ある報道では、豊洲市場への移転により、管理経費等が現在の3倍以上になり、最終的には3年で破綻すると言われている。同様の事は、中央卸売市場の移転でも、同じことが起こらないとは言えない。

*2016年9月13日追記

姫路市は、中央卸売市場の移転予定地の出光興産兵庫製油所跡地から有害物質が検出された問題で、特定有害物質ベンゼンの除去費用として約5億円の拠出見込みを明らかにしたようだ。豊洲の例もあるので、万全の対策をしてもらいたい。

*2017年2月7日追記

東京都では、豊洲新市場への移転が難しくなりつある。やはり移転先の選定を誤ったということだろう。東京ガス自体、市場の移転先としては望ましくないと指摘していたのに無視した結果だ。

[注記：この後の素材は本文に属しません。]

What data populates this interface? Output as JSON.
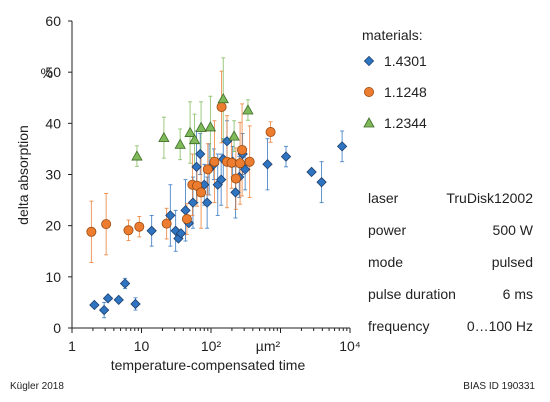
{
  "chart_data": {
    "type": "scatter",
    "x_scale": "log",
    "xlim": [
      1,
      10000
    ],
    "ylim": [
      0,
      60
    ],
    "grid": false,
    "xlabel": "temperature-compensated time",
    "ylabel": "delta absorption",
    "x_unit": "µm²",
    "y_unit": "%",
    "x_ticks": [
      {
        "value": 1,
        "label": "1"
      },
      {
        "value": 10,
        "label": "10"
      },
      {
        "value": 100,
        "label": "10²"
      },
      {
        "value": 10000,
        "label": "10⁴"
      }
    ],
    "y_ticks": [
      0,
      10,
      20,
      30,
      40,
      50,
      60
    ],
    "legend_title": "materials:",
    "legend_position": "right",
    "series": [
      {
        "name": "1.4301",
        "marker": "diamond",
        "color": "#2f74c0",
        "points": [
          {
            "x": 2.1,
            "y": 4.5
          },
          {
            "x": 2.9,
            "y": 3.5,
            "e": 1.5
          },
          {
            "x": 3.3,
            "y": 5.8
          },
          {
            "x": 4.7,
            "y": 5.5
          },
          {
            "x": 5.8,
            "y": 8.7,
            "e": 1.0
          },
          {
            "x": 8.2,
            "y": 4.7,
            "e": 1.2
          },
          {
            "x": 14,
            "y": 19,
            "e": 3
          },
          {
            "x": 26,
            "y": 22,
            "e": 6
          },
          {
            "x": 31,
            "y": 19,
            "e": 4
          },
          {
            "x": 34,
            "y": 17.5
          },
          {
            "x": 37,
            "y": 18.5
          },
          {
            "x": 43,
            "y": 23,
            "e": 6
          },
          {
            "x": 48,
            "y": 20.5
          },
          {
            "x": 55,
            "y": 24.5,
            "e": 5
          },
          {
            "x": 62,
            "y": 31.5,
            "e": 7
          },
          {
            "x": 70,
            "y": 34,
            "e": 4
          },
          {
            "x": 80,
            "y": 28,
            "e": 4
          },
          {
            "x": 88,
            "y": 24.5,
            "e": 5
          },
          {
            "x": 94,
            "y": 31,
            "e": 5
          },
          {
            "x": 110,
            "y": 32,
            "e": 3
          },
          {
            "x": 125,
            "y": 28,
            "e": 6
          },
          {
            "x": 140,
            "y": 29,
            "e": 5
          },
          {
            "x": 150,
            "y": 33,
            "e": 4
          },
          {
            "x": 170,
            "y": 36.5,
            "e": 4
          },
          {
            "x": 205,
            "y": 32.5,
            "e": 3
          },
          {
            "x": 225,
            "y": 26.5,
            "e": 5
          },
          {
            "x": 255,
            "y": 29.5,
            "e": 4
          },
          {
            "x": 285,
            "y": 34,
            "e": 4
          },
          {
            "x": 310,
            "y": 31,
            "e": 4
          },
          {
            "x": 650,
            "y": 32,
            "e": 5
          },
          {
            "x": 1200,
            "y": 33.5,
            "e": 2
          },
          {
            "x": 2800,
            "y": 30.5
          },
          {
            "x": 3900,
            "y": 28.5,
            "e": 4
          },
          {
            "x": 7700,
            "y": 35.5,
            "e": 3
          }
        ]
      },
      {
        "name": "1.1248",
        "marker": "circle",
        "color": "#ec7c30",
        "points": [
          {
            "x": 1.9,
            "y": 18.8,
            "e": 6
          },
          {
            "x": 3.1,
            "y": 20.3,
            "e": 6
          },
          {
            "x": 6.5,
            "y": 19.1,
            "e": 2
          },
          {
            "x": 9.3,
            "y": 19.8,
            "e": 2
          },
          {
            "x": 23,
            "y": 20.4,
            "e": 3
          },
          {
            "x": 45,
            "y": 21.3,
            "e": 3
          },
          {
            "x": 54,
            "y": 28,
            "e": 6
          },
          {
            "x": 63,
            "y": 27.8,
            "e": 4
          },
          {
            "x": 72,
            "y": 26.5,
            "e": 7
          },
          {
            "x": 90,
            "y": 31,
            "e": 5
          },
          {
            "x": 112,
            "y": 32.5,
            "e": 8
          },
          {
            "x": 142,
            "y": 43.2,
            "e": 7
          },
          {
            "x": 170,
            "y": 32.5,
            "e": 9
          },
          {
            "x": 198,
            "y": 32.3,
            "e": 5
          },
          {
            "x": 228,
            "y": 29.2,
            "e": 6
          },
          {
            "x": 262,
            "y": 32.2,
            "e": 8
          },
          {
            "x": 280,
            "y": 34.8,
            "e": 9
          },
          {
            "x": 360,
            "y": 32.5,
            "e": 7
          },
          {
            "x": 720,
            "y": 38.3,
            "e": 2
          }
        ]
      },
      {
        "name": "1.2344",
        "marker": "triangle",
        "color": "#7fba5a",
        "points": [
          {
            "x": 8.6,
            "y": 33.6,
            "e": 2
          },
          {
            "x": 21,
            "y": 37.2,
            "e": 4
          },
          {
            "x": 36,
            "y": 35.9,
            "e": 3
          },
          {
            "x": 50,
            "y": 38.2,
            "e": 6
          },
          {
            "x": 58,
            "y": 36.8,
            "e": 5
          },
          {
            "x": 72,
            "y": 39.2,
            "e": 5
          },
          {
            "x": 98,
            "y": 39.3,
            "e": 6
          },
          {
            "x": 150,
            "y": 44.8,
            "e": 8
          },
          {
            "x": 215,
            "y": 37.5,
            "e": 3
          },
          {
            "x": 340,
            "y": 42.6,
            "e": 2
          }
        ]
      }
    ]
  },
  "parameters": [
    {
      "label": "laser",
      "value": "TruDisk12002"
    },
    {
      "label": "power",
      "value": "500 W"
    },
    {
      "label": "mode",
      "value": "pulsed"
    },
    {
      "label": "pulse duration",
      "value": "6 ms"
    },
    {
      "label": "frequency",
      "value": "0…100 Hz"
    }
  ],
  "footer": {
    "left": "Kügler 2018",
    "right": "BIAS ID 190331"
  }
}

姫路の出光興産兵庫製油所跡地への中央卸売市場の移転も再検討が必要かもしれない。出光興産兵庫製油所跡地は別の使い方を考えればいい。例えば、各種展示会を主体としたコンベンションホールが望ましい。大阪市も神戸市も、コンベンションホールは海側に作られている。現在、計画されているJR姫路東側のコンベンションホールは、駐車場も搬入経路狭く、十分機能しない可能性がある。

*2017年2月25日報道

第八回専門家会議会合。国の基準値を超えるベンゼンの汚染範囲が予定地全体(558区画)で41区画と報告。土壌汚染対策が必要なのは、40区画で面積は約4000平方メートル。土の量は約9400立方メートル。ヒ素や鉛などについては、「飛散や流出防止の措置で安全性は保たれる」としている。

*2017年3月7日報道

新市場移転着工が1年程度、延期となった。国による補助金が見送られたため。

*2017年3月25日報道

第9回専門家会議会合。市は、汚染が確認された40区画で、汚染濃度に応じた主に2種類の浄化処理方法を提示、専門家が了承。具体的には、汚染濃度が高い区画では、土を掘って、浄化処理を行い埋め戻す方法を提示した。低濃度の区画では、土中に空気を注入し、汚染物質を吸引する方法を提示した。専門家は、法律上、求められる対策としては十分としている。また地下水については、中長期的に浄化作業を行うよう促した。